Irish watchdog’s case against Facebook to be heard in Europe’s highest court
Data Protection Commissioner action could have major impact on firm’s business model
Max Schrems, Austrian privacy activist. Photograph: Joe Klamar/AFP/Getty Images
But this time Schrems is no longer the complainant but sees himself as a defendant, alongside the social media company, in a high-profile case taken by Ireland’s Data Protection Commissioner (DPC).
The DPC case, which arrives in Luxembourg after stops in the State’s commercial and supreme courts, will examine whether Facebook data transfers to the US meet EU privacy standards, and whether the Irish authority is legally entitled to adjudicate on such matters.
Any ruling could have a profound impact on Facebook’s business model in Europe and Ireland’s reputation both as a tech hub and regulator of the industry.
In 2013, Mr Schrems, then a Viennese law student, filed a complaint with the DPC that Facebook’s EU subsidiary in Dublin was collecting more data from European users than permitted by EU privacy law.
He broadened his complaint after claims by Edward Snowden that US intelligence had secured back-door access to Facebook user data. After the DPC declined to examine the complaint, Mr Schrems took a High Court case, which, in turn, sought clarification from the European Court of Justice (CJEU) in Luxembourg.
In a landmark 2015 decision, the CJEU dismissed the European Commission’s “Safe Harbour” data transfer arrangements with the US and ordered that the DPC investigate the Schrems complaint.
After the ruling, the DPC revealed that Facebook did not use Safe Harbour for data transfers but another channel, known as standard contractual clauses (SCC).
Mr Schrems modified his complaint to include SCCs and the DPC began an investigation into whether this allowed mass processing by US intelligence of EU citizens’ data on Facebook servers.
Instead of making a finding, the DPC instead filed a case in 2016 at the High Court against Facebook and Max Schrems with the aim of directing further questions to the CJEU.
After a six-week hearing, the High Court in Dublin ruled that the US federal government was carrying out a mass processing of EU citizens’ personal data and submitted 11 questions to the CJEU.

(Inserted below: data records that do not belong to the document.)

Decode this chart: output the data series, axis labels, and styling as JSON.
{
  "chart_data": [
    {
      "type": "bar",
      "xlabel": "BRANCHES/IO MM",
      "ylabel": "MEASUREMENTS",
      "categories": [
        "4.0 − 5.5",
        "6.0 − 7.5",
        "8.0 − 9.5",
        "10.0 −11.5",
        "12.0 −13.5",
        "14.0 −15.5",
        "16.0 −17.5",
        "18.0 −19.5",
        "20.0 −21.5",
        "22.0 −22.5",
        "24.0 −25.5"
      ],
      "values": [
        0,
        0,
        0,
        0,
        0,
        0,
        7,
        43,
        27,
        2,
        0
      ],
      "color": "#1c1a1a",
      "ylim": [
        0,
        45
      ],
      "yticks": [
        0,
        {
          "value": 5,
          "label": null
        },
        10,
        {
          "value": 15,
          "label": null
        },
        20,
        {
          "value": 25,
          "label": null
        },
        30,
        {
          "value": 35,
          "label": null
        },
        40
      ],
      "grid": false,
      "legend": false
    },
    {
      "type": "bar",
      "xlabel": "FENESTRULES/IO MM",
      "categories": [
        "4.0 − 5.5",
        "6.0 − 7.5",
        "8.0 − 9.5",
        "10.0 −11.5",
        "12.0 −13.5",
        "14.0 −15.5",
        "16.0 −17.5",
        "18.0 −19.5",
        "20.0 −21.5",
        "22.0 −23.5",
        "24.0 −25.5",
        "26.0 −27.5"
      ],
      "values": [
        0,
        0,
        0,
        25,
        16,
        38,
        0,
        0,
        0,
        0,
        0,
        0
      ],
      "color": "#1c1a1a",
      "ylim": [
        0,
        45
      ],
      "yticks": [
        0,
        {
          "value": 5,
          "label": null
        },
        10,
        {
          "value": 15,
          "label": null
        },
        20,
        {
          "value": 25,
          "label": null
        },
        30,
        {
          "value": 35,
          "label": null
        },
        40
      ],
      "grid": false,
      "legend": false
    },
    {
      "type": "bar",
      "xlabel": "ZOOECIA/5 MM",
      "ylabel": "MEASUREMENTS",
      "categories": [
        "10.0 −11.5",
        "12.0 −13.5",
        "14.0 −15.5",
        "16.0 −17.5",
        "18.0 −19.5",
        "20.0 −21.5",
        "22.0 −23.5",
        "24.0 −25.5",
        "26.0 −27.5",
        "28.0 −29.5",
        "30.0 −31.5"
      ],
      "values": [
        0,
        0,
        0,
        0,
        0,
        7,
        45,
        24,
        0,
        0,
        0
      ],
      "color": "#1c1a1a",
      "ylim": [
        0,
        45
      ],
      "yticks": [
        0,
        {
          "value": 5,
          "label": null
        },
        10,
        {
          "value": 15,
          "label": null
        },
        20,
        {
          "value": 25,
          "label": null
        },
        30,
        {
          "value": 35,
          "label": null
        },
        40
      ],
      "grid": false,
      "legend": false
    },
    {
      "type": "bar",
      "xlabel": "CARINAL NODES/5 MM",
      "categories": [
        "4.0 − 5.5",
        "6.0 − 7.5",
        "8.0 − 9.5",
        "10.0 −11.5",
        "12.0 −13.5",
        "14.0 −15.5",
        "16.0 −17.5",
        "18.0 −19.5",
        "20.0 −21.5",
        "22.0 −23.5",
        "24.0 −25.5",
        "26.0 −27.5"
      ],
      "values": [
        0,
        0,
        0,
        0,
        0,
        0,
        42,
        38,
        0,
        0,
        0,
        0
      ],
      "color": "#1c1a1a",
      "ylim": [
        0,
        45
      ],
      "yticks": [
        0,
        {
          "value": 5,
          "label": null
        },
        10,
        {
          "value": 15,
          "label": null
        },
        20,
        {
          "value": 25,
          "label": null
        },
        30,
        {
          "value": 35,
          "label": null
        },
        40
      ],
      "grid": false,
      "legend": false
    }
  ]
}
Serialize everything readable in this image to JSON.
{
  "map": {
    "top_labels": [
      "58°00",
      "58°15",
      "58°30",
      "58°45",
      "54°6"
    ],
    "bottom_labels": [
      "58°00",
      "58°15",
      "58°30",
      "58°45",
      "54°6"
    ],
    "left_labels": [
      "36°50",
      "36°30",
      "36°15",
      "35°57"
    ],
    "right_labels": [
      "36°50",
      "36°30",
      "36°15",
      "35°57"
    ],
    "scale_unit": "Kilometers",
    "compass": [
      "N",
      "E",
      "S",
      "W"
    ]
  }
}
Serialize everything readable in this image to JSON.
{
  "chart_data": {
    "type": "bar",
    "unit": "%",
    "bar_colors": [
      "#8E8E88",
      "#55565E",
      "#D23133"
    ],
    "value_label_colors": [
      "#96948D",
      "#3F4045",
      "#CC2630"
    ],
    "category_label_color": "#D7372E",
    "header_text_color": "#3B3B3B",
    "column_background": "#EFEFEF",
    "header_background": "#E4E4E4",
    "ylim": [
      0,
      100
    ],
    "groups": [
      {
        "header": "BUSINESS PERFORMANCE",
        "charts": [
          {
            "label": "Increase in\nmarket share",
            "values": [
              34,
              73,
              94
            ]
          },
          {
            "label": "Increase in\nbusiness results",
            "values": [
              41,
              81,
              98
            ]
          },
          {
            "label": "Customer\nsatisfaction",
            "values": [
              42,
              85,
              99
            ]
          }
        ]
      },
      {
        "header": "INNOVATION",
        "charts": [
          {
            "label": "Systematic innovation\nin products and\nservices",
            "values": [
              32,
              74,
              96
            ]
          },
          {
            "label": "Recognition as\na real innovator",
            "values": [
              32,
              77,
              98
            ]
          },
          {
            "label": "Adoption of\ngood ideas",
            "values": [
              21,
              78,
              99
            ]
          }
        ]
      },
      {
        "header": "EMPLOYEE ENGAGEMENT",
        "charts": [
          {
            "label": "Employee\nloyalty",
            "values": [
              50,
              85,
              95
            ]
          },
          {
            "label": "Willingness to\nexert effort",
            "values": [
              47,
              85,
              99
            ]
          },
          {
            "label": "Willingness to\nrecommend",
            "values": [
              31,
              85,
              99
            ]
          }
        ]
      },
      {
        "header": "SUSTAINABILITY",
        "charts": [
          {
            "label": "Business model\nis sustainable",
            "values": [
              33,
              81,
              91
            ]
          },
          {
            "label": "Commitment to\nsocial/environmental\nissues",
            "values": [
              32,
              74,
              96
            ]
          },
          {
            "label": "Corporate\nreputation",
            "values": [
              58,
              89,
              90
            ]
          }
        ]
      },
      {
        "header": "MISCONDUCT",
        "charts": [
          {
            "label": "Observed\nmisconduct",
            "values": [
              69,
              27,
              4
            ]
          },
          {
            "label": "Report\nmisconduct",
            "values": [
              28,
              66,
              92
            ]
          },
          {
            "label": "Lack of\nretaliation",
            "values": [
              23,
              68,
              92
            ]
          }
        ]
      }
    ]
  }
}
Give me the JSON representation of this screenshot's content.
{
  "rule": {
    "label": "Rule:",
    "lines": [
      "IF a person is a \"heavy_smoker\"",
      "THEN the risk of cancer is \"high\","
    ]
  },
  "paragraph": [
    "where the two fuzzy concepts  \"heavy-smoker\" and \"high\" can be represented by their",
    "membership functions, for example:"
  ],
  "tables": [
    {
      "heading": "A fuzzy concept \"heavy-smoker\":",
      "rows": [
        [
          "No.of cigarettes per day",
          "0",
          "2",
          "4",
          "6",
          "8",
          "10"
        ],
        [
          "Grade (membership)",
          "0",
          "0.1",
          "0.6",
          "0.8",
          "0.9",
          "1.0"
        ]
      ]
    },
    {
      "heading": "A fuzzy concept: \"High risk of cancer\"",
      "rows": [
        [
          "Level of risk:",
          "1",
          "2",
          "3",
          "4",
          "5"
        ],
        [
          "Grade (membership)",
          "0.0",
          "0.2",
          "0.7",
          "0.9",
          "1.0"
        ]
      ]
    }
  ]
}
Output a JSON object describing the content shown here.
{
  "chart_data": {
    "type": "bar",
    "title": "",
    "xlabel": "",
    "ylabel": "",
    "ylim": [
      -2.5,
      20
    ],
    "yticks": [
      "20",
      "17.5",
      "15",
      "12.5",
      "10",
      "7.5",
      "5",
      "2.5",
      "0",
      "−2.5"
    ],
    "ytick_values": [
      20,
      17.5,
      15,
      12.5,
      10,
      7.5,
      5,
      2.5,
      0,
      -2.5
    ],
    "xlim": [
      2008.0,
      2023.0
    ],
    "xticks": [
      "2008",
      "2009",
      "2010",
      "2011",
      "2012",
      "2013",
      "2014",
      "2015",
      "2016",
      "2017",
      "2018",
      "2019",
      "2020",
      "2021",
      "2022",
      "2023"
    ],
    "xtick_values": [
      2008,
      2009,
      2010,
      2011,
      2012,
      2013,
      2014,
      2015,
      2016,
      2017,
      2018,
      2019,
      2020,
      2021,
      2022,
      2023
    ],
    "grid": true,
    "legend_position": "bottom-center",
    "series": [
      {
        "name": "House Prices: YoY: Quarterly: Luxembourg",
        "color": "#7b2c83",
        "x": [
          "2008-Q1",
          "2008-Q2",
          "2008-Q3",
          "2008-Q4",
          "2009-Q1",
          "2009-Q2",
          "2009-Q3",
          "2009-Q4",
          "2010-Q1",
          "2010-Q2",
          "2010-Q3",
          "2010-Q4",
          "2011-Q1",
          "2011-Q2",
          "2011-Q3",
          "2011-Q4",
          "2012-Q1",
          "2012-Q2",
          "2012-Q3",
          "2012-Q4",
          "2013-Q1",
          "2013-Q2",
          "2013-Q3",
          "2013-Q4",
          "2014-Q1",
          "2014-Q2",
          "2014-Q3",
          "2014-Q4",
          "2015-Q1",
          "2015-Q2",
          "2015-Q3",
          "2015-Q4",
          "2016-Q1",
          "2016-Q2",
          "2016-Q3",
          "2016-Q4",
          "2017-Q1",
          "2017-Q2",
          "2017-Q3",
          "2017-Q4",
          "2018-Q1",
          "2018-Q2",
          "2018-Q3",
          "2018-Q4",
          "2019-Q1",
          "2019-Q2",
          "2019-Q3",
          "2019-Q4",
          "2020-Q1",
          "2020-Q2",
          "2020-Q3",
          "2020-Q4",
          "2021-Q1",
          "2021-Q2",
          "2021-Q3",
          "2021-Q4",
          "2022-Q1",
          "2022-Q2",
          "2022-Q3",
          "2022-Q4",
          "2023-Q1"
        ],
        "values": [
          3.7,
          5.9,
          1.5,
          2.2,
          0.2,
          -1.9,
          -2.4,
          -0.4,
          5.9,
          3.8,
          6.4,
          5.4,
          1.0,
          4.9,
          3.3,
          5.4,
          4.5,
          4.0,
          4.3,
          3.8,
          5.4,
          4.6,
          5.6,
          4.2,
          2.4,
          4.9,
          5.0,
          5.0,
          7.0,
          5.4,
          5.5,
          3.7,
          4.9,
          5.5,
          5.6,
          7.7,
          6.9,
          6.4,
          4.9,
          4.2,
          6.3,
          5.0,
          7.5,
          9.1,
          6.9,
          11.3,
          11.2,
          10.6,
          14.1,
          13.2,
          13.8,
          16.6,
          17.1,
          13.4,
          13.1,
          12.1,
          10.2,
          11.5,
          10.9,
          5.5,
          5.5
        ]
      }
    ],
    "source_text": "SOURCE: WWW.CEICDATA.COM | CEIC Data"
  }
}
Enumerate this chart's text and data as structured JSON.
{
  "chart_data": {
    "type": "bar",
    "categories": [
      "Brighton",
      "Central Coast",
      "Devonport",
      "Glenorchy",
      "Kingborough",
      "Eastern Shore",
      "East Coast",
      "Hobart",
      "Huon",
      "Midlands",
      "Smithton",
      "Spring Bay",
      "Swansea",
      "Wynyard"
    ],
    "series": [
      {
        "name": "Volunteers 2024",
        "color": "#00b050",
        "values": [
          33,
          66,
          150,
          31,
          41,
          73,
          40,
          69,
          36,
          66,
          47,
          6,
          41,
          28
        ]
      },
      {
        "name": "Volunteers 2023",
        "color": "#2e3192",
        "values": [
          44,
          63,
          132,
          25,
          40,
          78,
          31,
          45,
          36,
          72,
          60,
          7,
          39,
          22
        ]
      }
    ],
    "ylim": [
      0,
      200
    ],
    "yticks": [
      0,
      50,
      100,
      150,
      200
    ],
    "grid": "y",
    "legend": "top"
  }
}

After today’s hearing in the main chamber, a ruling is expected by the end of the year.
Six years after the original Schrems complaint was filed, the DPC has yet to make an official finding on whether Facebook’s data transfers – taking place on its watch in Dublin – are compatible with EU law.
The DPC says it has no competence to rule on this matter, while Facebook insists its actions are covered by the EU-US Privacy Shield, the successor to defunct Safe Harbour provisions. The company launched – and lost – a Supreme Court action to block the latest referral to Luxembourg.
“This case has been outstanding for six years,” said Mr Schrems, founder of privacy lobby group noyb. “In this six years the DPC has made decisions in just 2 to 3 per cent of cases lodged with it. We have no problem with SCCs, we have a problem with the implementation of the law.”